Why "m" in Collaborative Filtering Cost function can be deleted?



Why only “m” (count of valid data) in Collaborative Filtering Cost function can be deleted? While as “m” stays in Linear Regression and Logistic Regression’s Cost functions? (Can they also be deleted?)

Since ‘m’ is a constant, then 1/m is also a constant. All it does is scale the magnitude of the cost.

But “m” in Linear Regression and Logistic Regression’s Cost Function is also a constant, why it stays? Can it be removed as well?

Yes. But that’s not the traditional method.
Different techniques were invented by different people, with different ideas.
There is very little standardization across methods.

Hello @Jinyan_Liu,

If we keep the m there, we actually cannot move it out of the summation sign. This means we will have to do as many divisions as the number of user when computing the cost (and consequently the gradients). Division is an expensive operation.

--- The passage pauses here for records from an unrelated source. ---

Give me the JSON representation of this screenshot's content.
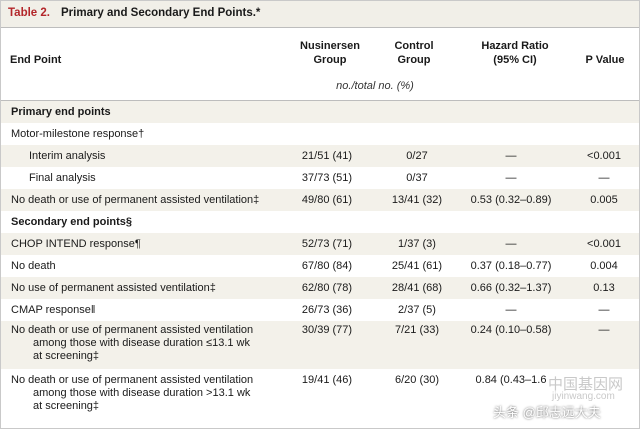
{
  "table": {
    "title_prefix": "Table 2.",
    "title": "Primary and Secondary End Points.*"
  },
  "headers": {
    "end_point": "End Point",
    "nusinersen_1": "Nusinersen",
    "nusinersen_2": "Group",
    "control_1": "Control",
    "control_2": "Group",
    "hr_1": "Hazard Ratio",
    "hr_2": "(95% CI)",
    "pvalue": "P Value",
    "units": "no./total no. (%)"
  },
  "rows": [
    {
      "label": "Primary end points",
      "section": true
    },
    {
      "label": "Motor-milestone response†",
      "n": "",
      "c": "",
      "hr": "",
      "p": ""
    },
    {
      "label": "Interim analysis",
      "indent": true,
      "n": "21/51 (41)",
      "c": "0/27",
      "hr": "—",
      "p": "<0.001"
    },
    {
      "label": "Final analysis",
      "indent": true,
      "n": "37/73 (51)",
      "c": "0/37",
      "hr": "—",
      "p": "—"
    },
    {
      "label": "No death or use of permanent assisted ventilation‡",
      "n": "49/80 (61)",
      "c": "13/41 (32)",
      "hr": "0.53 (0.32–0.89)",
      "p": "0.005"
    },
    {
      "label": "Secondary end points§",
      "section": true
    },
    {
      "label": "CHOP INTEND response¶",
      "n": "52/73 (71)",
      "c": "1/37 (3)",
      "hr": "—",
      "p": "<0.001"
    },
    {
      "label": "No death",
      "n": "67/80 (84)",
      "c": "25/41 (61)",
      "hr": "0.37 (0.18–0.77)",
      "p": "0.004"
    },
    {
      "label": "No use of permanent assisted ventilation‡",
      "n": "62/80 (78)",
      "c": "28/41 (68)",
      "hr": "0.66 (0.32–1.37)",
      "p": "0.13"
    },
    {
      "label": "CMAP response‖",
      "n": "26/73 (36)",
      "c": "2/37 (5)",
      "hr": "—",
      "p": "—"
    },
    {
      "label_l1": "No death or use of permanent assisted ventilation",
      "label_l2": "among those with disease duration ≤13.1 wk",
      "label_l3": "at screening‡",
      "n": "30/39 (77)",
      "c": "7/21 (33)",
      "hr": "0.24 (0.10–0.58)",
      "p": "—"
    },
    {
      "label_l1": "No death or use of permanent assisted ventilation",
      "label_l2": "among those with disease duration >13.1 wk",
      "label_l3": "at screening‡",
      "n": "19/41 (46)",
      "c": "6/20 (30)",
      "hr": "0.84 (0.43–1.6",
      "p": ""
    }
  ],
  "watermark": {
    "line1": "中国基因网",
    "line2": "jiyinwang.com",
    "line3": "头条 @邱志远大夫"
  }
}
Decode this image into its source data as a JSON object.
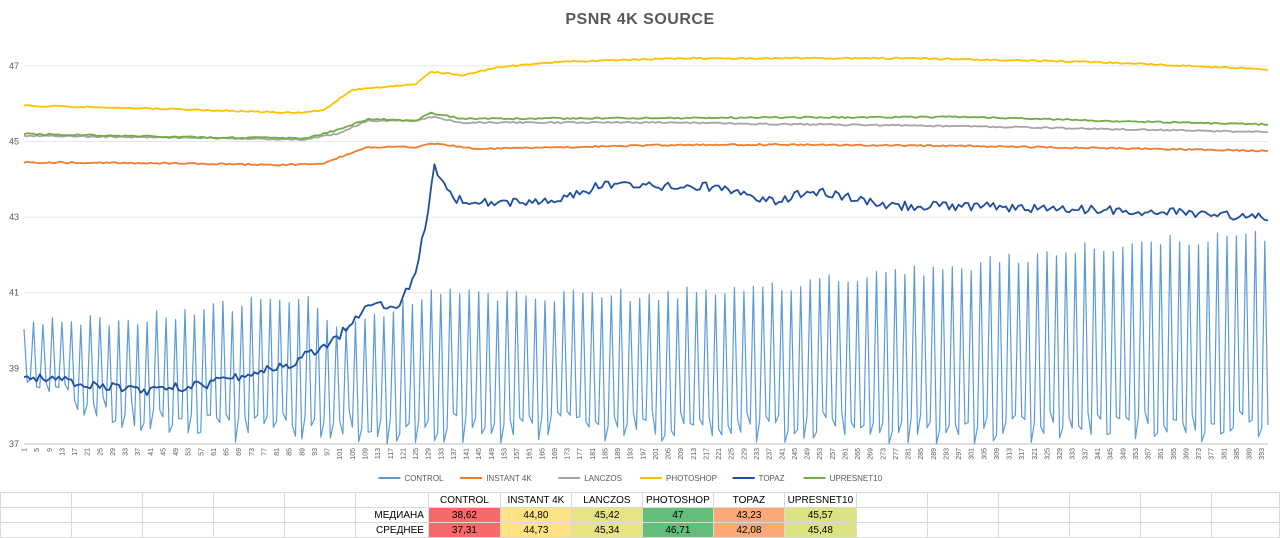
{
  "chart_data": {
    "type": "line",
    "title": "PSNR 4K SOURCE",
    "ylim": [
      37,
      48
    ],
    "yticks": [
      37,
      39,
      41,
      43,
      45,
      47
    ],
    "x_start": 1,
    "x_end": 395,
    "x_tick_step": 4,
    "legend_position": "bottom",
    "series": [
      {
        "name": "CONTROL",
        "color": "#5B9BD5",
        "mode": "oscillating",
        "period": 3,
        "hi": [
          [
            1,
            40.3
          ],
          [
            40,
            40.5
          ],
          [
            60,
            40.8
          ],
          [
            92,
            41.0
          ],
          [
            100,
            40.3
          ],
          [
            130,
            41.1
          ],
          [
            200,
            41.1
          ],
          [
            260,
            41.5
          ],
          [
            300,
            41.9
          ],
          [
            340,
            42.4
          ],
          [
            395,
            42.7
          ]
        ],
        "lo": [
          [
            1,
            38.5
          ],
          [
            20,
            37.6
          ],
          [
            40,
            37.2
          ],
          [
            70,
            37.0
          ],
          [
            95,
            37.0
          ],
          [
            395,
            37.0
          ]
        ]
      },
      {
        "name": "INSTANT 4K",
        "color": "#ED7D31",
        "points": [
          [
            1,
            44.45
          ],
          [
            50,
            44.42
          ],
          [
            80,
            44.38
          ],
          [
            95,
            44.4
          ],
          [
            105,
            44.7
          ],
          [
            110,
            44.85
          ],
          [
            125,
            44.85
          ],
          [
            130,
            44.95
          ],
          [
            145,
            44.8
          ],
          [
            200,
            44.9
          ],
          [
            240,
            44.92
          ],
          [
            300,
            44.88
          ],
          [
            360,
            44.8
          ],
          [
            395,
            44.75
          ]
        ]
      },
      {
        "name": "LANCZOS",
        "color": "#A5A5A5",
        "points": [
          [
            1,
            45.15
          ],
          [
            50,
            45.1
          ],
          [
            90,
            45.05
          ],
          [
            100,
            45.2
          ],
          [
            110,
            45.55
          ],
          [
            125,
            45.55
          ],
          [
            130,
            45.65
          ],
          [
            140,
            45.5
          ],
          [
            200,
            45.5
          ],
          [
            300,
            45.4
          ],
          [
            395,
            45.25
          ]
        ]
      },
      {
        "name": "PHOTOSHOP",
        "color": "#FFC000",
        "points": [
          [
            1,
            45.95
          ],
          [
            50,
            45.85
          ],
          [
            90,
            45.75
          ],
          [
            96,
            45.85
          ],
          [
            105,
            46.35
          ],
          [
            115,
            46.45
          ],
          [
            125,
            46.5
          ],
          [
            130,
            46.85
          ],
          [
            140,
            46.75
          ],
          [
            150,
            46.95
          ],
          [
            170,
            47.1
          ],
          [
            210,
            47.2
          ],
          [
            280,
            47.2
          ],
          [
            340,
            47.1
          ],
          [
            395,
            46.9
          ]
        ]
      },
      {
        "name": "TOPAZ",
        "color": "#1F4E9C",
        "points": [
          [
            1,
            38.8
          ],
          [
            20,
            38.6
          ],
          [
            40,
            38.4
          ],
          [
            60,
            38.6
          ],
          [
            85,
            39.1
          ],
          [
            100,
            39.8
          ],
          [
            110,
            40.7
          ],
          [
            120,
            40.7
          ],
          [
            125,
            41.5
          ],
          [
            129,
            43.2
          ],
          [
            131,
            44.3
          ],
          [
            134,
            43.9
          ],
          [
            137,
            43.5
          ],
          [
            150,
            43.4
          ],
          [
            160,
            43.4
          ],
          [
            170,
            43.4
          ],
          [
            185,
            43.9
          ],
          [
            200,
            43.8
          ],
          [
            220,
            43.8
          ],
          [
            240,
            43.4
          ],
          [
            250,
            43.7
          ],
          [
            265,
            43.5
          ],
          [
            275,
            43.3
          ],
          [
            300,
            43.3
          ],
          [
            330,
            43.2
          ],
          [
            360,
            43.15
          ],
          [
            395,
            43.0
          ]
        ]
      },
      {
        "name": "UPRESNET10",
        "color": "#70AD47",
        "points": [
          [
            1,
            45.2
          ],
          [
            50,
            45.12
          ],
          [
            90,
            45.08
          ],
          [
            100,
            45.3
          ],
          [
            110,
            45.6
          ],
          [
            125,
            45.55
          ],
          [
            130,
            45.75
          ],
          [
            140,
            45.6
          ],
          [
            200,
            45.62
          ],
          [
            300,
            45.65
          ],
          [
            340,
            45.55
          ],
          [
            395,
            45.45
          ]
        ]
      }
    ]
  },
  "table": {
    "headers": [
      "CONTROL",
      "INSTANT 4K",
      "LANCZOS",
      "PHOTOSHOP",
      "TOPAZ",
      "UPRESNET10"
    ],
    "rows": [
      {
        "label": "МЕДИАНА",
        "values": [
          "38,62",
          "44,80",
          "45,42",
          "47",
          "43,23",
          "45,57"
        ],
        "colors": [
          "#F8696B",
          "#FFE283",
          "#E5E384",
          "#63BE7B",
          "#FBAA77",
          "#DCE182"
        ]
      },
      {
        "label": "СРЕДНЕЕ",
        "values": [
          "37,31",
          "44,73",
          "45,34",
          "46,71",
          "42,08",
          "45,48"
        ],
        "colors": [
          "#F8696B",
          "#FFE283",
          "#E5E384",
          "#63BE7B",
          "#FBAA77",
          "#DCE182"
        ]
      }
    ]
  }
}
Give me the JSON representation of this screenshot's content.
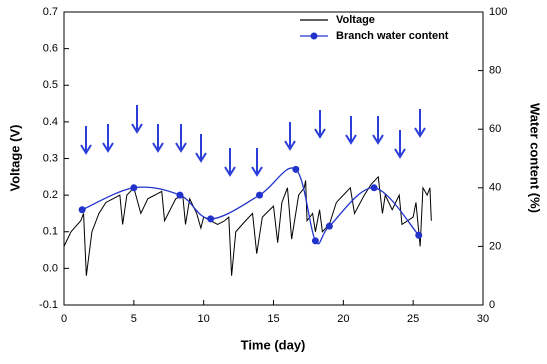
{
  "chart_data": {
    "type": "line",
    "xlabel": "Time (day)",
    "ylabel": "Voltage (V)",
    "y2label": "Water content (%)",
    "xlim": [
      0,
      30
    ],
    "xticks": [
      0,
      5,
      10,
      15,
      20,
      25,
      30
    ],
    "ylim": [
      -0.1,
      0.7
    ],
    "yticks": [
      {
        "value": -0.1,
        "label": "-0.1"
      },
      {
        "value": 0,
        "label": "0.0"
      },
      0.1,
      0.2,
      0.3,
      0.4,
      0.5,
      0.6,
      0.7
    ],
    "y2lim": [
      0,
      100
    ],
    "y2ticks": [
      0,
      20,
      40,
      60,
      80,
      100
    ],
    "legend": "upper right",
    "series": [
      {
        "name": "Voltage",
        "color": "#000000",
        "style": "line",
        "x": [
          0,
          0.5,
          1.2,
          1.4,
          1.6,
          2,
          2.5,
          3,
          3.5,
          4,
          4.2,
          4.5,
          5,
          5.5,
          6,
          7,
          7.2,
          8,
          8.5,
          8.7,
          9,
          9.5,
          9.8,
          10,
          10.5,
          11,
          11.5,
          11.8,
          12,
          12.3,
          13,
          13.5,
          13.8,
          14.2,
          15,
          15.3,
          15.6,
          16,
          16.3,
          16.8,
          17.2,
          17.3,
          17.4,
          17.8,
          18,
          18.3,
          18.5,
          19,
          19.5,
          20,
          20.5,
          20.8,
          21.5,
          22,
          22.5,
          22.8,
          23,
          23.5,
          24,
          24.2,
          25,
          25.2,
          25.5,
          25.7,
          26,
          26.2,
          26.3
        ],
        "values": [
          0.06,
          0.1,
          0.13,
          0.15,
          -0.02,
          0.1,
          0.15,
          0.18,
          0.19,
          0.2,
          0.12,
          0.2,
          0.22,
          0.15,
          0.19,
          0.21,
          0.13,
          0.19,
          0.2,
          0.12,
          0.19,
          0.15,
          0.11,
          0.14,
          0.13,
          0.12,
          0.13,
          0.14,
          -0.02,
          0.1,
          0.13,
          0.15,
          0.04,
          0.14,
          0.17,
          0.07,
          0.18,
          0.22,
          0.08,
          0.2,
          0.22,
          0.24,
          0.13,
          0.15,
          0.1,
          0.16,
          0.1,
          0.12,
          0.18,
          0.2,
          0.22,
          0.15,
          0.2,
          0.23,
          0.25,
          0.15,
          0.2,
          0.16,
          0.2,
          0.12,
          0.14,
          0.18,
          0.06,
          0.22,
          0.2,
          0.22,
          0.13
        ]
      },
      {
        "name": "Branch water content",
        "color": "#2233cc",
        "style": "smooth-marker",
        "axis": "y2",
        "x": [
          1.3,
          5,
          8.3,
          10.5,
          14,
          16.6,
          18,
          19,
          22.2,
          25.4
        ],
        "values": [
          32.5,
          40,
          37.5,
          29.4,
          37.5,
          46.3,
          21.9,
          26.9,
          40,
          23.8
        ]
      }
    ]
  }
}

On the other hand, since m is a constant with respect to each user, we can consider to “absorb” the m into the w, b, and y by, for example, rewriting b^{(j)} as \frac{b^{(j)}}{\sqrt{m^{(j)}}}. However, in this case, y will be scaled down. This means that we are scaling down more on the rating given by users who rated more. As the designer of this algorithm, do we want that?

There are some other way to consider this but I will leave that as an exercise to you for the future :wink: As for the m in Linear Regression, it is also an exercise for you to think/experiment about it. Tom has shedded light on it. Always try to think from both sides - keep and remove, and see how you will balance those factors. :wink:

Good luck!

Raymond

Another benefit to leaving 1/m in the cost function is if you are going to vary the size of the training set (i.e. if m isn’t a constant), but you want to compare improvements in the cost vs. the training set size (i.e. using a learning curve).

Typically this isn’t done in collaborative filtering, so there’s no significant in keeping it.

Thanks @rmwkwok ! :blush:

Although there are other pros and cons for me to find in future, but your explanation helps a lot! I didn’t think carefully: m is a constant per user! If leave it there, it can complicate the cost function and also the algorithm, without gaining better performance. :cowboy_hat_face:

Thank you! :star_struck:

Thanks @TMosh !

That’s true! :pray:

Basically removing the “Mean” from “Mean Squared Error”. Therefore cost function values will be large and I am not sure what the implications of that will be on the learning rate or any other optimizer we use. I guess we will have to set the learning rate to a small value.

Also, like @TMosh mentioned we can’t compare cost function values when the size of training data changes unless we find out MSE separately.

The optimizers don’t use the cost value for anything except monitoring. The magnitude doesn’t matter much.

The key factor for an optimizer is the gradients.

Good point, @tinted. Give and take. I described a take, you mentioned a give, and both are important. However, if your concern is going to be a negative one throughout the development cycle of a recommender, we could test if adding a scaling factor \frac{1}{\sum_j {m^{(j)}}} would make a positive difference, couldn’t we? :wink:

Cheers,
Raymond

yep, the algorithm will work since the direction in which the new w, b update is the main working principle of the optimizer. But, the learning rate will have to decrease because of the increase in magnitude of cost function.

image

But, if we use optimizers like “Adam” which changes the learning rate dynamically then maybe this is not a problem at all.

Edit: My bad on using the picture I used, that red underline was from prof. Andrew, I just used that image as a reference to the gradient equations, nothing else.

Also, when I say the learning rate has to decrease, I meant in relation to the learning rate if we have that 1/m.